Mené à terme dans des conditions des plus pénibles, manquant certes de maîtrise et quelque peu de clairvoyance, Shirley n'en demeure pas moins un roman puissant sur la domination des ouvriers et des femmes. Outre la vérité de la plupart de ses personnages, il comporte des parties mémorables. Je pense notamment aux dizaines de page, pour moi époustouflantes, composant le long épisode de la fête de la Pentecôte. Charlotte Brontë y ressaisit symboliquement tout son propos développé jusque là sur la désunion de la société pour enchaîner sur la suite dramatique des évènements en un seul mouvement particulièrement intense. 
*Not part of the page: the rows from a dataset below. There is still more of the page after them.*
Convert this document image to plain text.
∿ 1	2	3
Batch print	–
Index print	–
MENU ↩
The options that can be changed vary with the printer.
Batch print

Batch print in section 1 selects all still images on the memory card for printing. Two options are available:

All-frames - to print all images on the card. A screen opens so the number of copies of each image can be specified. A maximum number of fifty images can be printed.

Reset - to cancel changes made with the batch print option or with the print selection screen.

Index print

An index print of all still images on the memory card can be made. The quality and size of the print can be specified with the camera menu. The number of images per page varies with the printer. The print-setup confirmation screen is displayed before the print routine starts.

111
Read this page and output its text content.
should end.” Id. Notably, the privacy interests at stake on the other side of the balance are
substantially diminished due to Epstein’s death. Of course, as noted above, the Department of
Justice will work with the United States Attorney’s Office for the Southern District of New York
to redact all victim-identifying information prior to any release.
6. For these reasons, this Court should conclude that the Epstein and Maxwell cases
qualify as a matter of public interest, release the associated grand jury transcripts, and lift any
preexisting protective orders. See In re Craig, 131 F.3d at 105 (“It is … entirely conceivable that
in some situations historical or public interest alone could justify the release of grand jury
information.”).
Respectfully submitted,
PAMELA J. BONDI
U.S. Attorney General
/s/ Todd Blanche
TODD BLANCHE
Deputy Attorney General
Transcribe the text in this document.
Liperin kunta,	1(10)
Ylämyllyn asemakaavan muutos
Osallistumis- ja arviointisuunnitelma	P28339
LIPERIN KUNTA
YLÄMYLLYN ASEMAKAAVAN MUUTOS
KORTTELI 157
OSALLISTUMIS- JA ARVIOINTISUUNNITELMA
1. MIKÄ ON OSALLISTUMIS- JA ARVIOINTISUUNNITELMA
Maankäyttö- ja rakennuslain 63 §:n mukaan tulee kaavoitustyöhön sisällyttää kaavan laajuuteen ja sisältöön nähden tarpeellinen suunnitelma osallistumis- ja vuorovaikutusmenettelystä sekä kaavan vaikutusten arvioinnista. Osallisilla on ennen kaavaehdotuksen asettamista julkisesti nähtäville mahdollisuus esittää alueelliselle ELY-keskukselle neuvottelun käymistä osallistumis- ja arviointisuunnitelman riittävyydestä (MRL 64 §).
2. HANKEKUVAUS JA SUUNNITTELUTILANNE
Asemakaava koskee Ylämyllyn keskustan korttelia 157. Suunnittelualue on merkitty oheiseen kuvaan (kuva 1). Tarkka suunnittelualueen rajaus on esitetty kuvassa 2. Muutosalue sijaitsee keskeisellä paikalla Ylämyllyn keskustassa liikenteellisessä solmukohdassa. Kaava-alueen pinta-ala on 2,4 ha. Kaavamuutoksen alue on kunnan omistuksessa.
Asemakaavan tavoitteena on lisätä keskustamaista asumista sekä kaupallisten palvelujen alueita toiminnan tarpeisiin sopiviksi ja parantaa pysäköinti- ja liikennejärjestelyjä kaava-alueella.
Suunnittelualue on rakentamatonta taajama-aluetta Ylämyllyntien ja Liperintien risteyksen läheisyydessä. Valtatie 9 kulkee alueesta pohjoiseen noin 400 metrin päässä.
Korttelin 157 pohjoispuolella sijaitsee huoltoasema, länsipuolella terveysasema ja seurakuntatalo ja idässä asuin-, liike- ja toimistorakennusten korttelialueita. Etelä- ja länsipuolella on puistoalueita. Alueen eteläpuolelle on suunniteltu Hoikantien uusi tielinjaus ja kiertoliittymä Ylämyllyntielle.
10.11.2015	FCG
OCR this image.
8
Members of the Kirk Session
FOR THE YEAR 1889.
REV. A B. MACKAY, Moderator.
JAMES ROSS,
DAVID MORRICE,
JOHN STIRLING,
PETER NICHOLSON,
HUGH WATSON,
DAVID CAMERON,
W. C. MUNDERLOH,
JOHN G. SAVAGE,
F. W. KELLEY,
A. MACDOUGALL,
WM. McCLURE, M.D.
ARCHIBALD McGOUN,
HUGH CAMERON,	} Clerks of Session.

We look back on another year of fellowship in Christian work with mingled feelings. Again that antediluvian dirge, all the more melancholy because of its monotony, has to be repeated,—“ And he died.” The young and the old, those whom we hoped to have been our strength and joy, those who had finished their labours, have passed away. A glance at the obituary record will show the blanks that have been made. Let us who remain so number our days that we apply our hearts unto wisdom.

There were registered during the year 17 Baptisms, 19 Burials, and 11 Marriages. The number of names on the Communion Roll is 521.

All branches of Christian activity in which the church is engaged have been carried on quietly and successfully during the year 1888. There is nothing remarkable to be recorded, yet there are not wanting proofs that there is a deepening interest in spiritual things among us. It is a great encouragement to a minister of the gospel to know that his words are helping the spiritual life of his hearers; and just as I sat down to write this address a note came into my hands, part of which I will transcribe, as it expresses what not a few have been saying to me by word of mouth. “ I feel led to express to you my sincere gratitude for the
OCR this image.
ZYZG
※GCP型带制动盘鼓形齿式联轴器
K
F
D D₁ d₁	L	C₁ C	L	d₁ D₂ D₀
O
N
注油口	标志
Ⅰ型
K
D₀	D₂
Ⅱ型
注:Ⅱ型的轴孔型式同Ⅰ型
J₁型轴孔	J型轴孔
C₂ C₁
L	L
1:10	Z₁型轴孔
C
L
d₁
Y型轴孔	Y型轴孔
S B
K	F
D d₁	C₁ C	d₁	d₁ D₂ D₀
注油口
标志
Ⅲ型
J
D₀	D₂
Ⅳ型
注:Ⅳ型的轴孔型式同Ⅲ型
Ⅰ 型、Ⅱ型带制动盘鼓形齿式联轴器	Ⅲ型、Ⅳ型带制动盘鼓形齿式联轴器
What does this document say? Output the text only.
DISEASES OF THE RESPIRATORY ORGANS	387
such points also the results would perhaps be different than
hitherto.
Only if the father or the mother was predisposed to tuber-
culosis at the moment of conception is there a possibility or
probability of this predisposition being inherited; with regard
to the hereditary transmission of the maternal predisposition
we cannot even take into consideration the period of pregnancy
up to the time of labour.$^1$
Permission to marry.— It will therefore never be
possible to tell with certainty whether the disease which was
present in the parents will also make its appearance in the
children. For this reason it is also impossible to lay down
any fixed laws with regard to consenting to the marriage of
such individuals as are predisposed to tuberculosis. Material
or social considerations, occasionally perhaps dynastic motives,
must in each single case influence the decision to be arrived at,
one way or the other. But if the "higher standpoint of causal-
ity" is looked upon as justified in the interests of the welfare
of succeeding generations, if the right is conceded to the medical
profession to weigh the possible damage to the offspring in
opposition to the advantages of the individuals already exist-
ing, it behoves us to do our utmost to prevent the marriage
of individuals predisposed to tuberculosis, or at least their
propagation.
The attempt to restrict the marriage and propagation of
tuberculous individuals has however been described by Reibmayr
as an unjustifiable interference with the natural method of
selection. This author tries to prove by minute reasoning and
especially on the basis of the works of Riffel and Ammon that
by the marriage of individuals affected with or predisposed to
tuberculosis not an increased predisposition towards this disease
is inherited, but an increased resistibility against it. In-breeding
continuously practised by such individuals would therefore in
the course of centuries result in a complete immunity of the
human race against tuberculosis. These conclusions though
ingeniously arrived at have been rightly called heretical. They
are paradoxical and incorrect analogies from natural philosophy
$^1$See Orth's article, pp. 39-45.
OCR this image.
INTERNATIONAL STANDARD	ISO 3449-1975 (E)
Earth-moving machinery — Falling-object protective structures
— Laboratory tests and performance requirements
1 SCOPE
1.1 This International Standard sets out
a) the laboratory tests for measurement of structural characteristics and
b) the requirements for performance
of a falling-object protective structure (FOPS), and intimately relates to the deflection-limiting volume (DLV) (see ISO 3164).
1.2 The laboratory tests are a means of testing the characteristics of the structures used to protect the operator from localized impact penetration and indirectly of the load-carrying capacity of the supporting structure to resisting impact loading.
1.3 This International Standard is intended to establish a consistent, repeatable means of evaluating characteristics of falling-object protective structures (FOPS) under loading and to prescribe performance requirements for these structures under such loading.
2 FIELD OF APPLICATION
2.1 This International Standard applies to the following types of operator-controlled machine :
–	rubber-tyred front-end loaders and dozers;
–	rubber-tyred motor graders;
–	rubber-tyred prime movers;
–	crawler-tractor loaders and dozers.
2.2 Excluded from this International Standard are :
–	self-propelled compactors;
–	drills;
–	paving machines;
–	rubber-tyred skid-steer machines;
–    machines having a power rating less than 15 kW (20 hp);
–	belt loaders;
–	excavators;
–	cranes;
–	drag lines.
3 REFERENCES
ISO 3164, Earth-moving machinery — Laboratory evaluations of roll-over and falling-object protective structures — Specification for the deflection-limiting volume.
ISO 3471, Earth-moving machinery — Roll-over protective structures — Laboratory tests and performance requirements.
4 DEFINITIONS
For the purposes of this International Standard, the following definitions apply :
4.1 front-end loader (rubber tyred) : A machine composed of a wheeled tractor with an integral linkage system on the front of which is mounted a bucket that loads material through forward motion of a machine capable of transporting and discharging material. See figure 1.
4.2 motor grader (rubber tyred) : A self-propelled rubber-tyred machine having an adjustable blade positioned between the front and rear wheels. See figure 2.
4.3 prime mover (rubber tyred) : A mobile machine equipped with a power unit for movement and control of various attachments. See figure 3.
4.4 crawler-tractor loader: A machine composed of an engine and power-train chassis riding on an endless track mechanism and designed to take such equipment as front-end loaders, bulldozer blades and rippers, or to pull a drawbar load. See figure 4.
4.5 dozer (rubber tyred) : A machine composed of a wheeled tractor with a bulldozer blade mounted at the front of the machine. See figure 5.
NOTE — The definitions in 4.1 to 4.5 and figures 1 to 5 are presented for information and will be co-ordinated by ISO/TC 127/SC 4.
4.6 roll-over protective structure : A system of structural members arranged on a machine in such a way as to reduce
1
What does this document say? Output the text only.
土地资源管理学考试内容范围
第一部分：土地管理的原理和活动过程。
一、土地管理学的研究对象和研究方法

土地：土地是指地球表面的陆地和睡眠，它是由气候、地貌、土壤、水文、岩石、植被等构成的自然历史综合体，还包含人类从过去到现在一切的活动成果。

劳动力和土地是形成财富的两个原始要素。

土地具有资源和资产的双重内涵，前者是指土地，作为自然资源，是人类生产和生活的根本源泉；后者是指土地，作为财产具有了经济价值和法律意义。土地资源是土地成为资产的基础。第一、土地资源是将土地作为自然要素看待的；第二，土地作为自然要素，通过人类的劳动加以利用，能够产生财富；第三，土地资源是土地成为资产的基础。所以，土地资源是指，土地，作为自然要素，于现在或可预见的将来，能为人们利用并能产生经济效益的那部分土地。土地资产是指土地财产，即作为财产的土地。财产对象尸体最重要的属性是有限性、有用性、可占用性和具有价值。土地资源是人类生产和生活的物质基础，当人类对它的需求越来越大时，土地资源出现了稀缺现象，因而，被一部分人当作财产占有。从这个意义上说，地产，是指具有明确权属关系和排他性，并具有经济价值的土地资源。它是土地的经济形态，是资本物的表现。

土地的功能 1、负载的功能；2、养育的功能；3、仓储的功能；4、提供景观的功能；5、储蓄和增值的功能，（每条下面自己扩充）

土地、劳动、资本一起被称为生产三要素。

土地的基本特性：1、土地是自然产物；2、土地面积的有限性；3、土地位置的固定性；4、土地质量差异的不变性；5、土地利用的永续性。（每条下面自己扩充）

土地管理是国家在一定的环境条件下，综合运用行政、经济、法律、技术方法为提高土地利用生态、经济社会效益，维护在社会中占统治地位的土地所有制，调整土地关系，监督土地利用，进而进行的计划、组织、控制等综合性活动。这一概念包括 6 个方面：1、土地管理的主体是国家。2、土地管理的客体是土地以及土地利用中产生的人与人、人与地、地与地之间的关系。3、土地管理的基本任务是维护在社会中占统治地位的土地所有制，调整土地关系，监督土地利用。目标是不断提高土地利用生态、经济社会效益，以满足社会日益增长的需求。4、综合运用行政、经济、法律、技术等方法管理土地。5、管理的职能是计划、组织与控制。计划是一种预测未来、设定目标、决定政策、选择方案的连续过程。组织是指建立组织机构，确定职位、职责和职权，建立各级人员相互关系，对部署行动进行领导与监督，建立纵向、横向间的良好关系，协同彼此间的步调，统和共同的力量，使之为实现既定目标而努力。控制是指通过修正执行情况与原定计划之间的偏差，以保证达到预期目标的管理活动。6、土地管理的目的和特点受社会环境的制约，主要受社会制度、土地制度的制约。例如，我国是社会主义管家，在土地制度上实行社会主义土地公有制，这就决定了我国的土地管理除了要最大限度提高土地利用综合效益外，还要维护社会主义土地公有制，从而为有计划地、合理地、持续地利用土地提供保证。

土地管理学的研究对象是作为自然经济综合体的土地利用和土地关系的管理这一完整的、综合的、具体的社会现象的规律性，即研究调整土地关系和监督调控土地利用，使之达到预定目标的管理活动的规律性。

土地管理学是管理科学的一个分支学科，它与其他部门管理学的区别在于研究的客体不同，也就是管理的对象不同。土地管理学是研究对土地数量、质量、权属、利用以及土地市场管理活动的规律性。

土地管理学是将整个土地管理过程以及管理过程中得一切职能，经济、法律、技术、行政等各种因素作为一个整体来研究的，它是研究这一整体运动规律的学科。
Shirley se révèle ainsi un roman bancal inspirant un certain chagrin car, à mon sens du moins, il n'a pas manqué tant à Charlotte Brontë pour produire une œuvre de plus grande tenue. Nous avons de la sorte envie de prier le lecteur de faire de l'indulgence une cale pour jouir de tout l'art que Charlotte Brontë a déployé malgré tout, notamment en ce qui concerne les jeunes filles d'antan et toutes celles d'aujourd'hui qui encore, et pas seulement à l'étranger – je pense à nos banlieues difficiles - font face à la sujétion masculine : 

« Suis-je vouée à demeurer toujours contrainte ? s’exclama-t-elle un peu vivement.»

4 août 2013

I : Voire le triple si on considère comme moi que, tandis que Charlotte Brontë a modelé Shirley sur Emily, c'est d'elle-même qu'elle a puisé Caroline comme un type universel de « petite Charlotte » rêvant à la fois de foyer et de réalisation personnelle.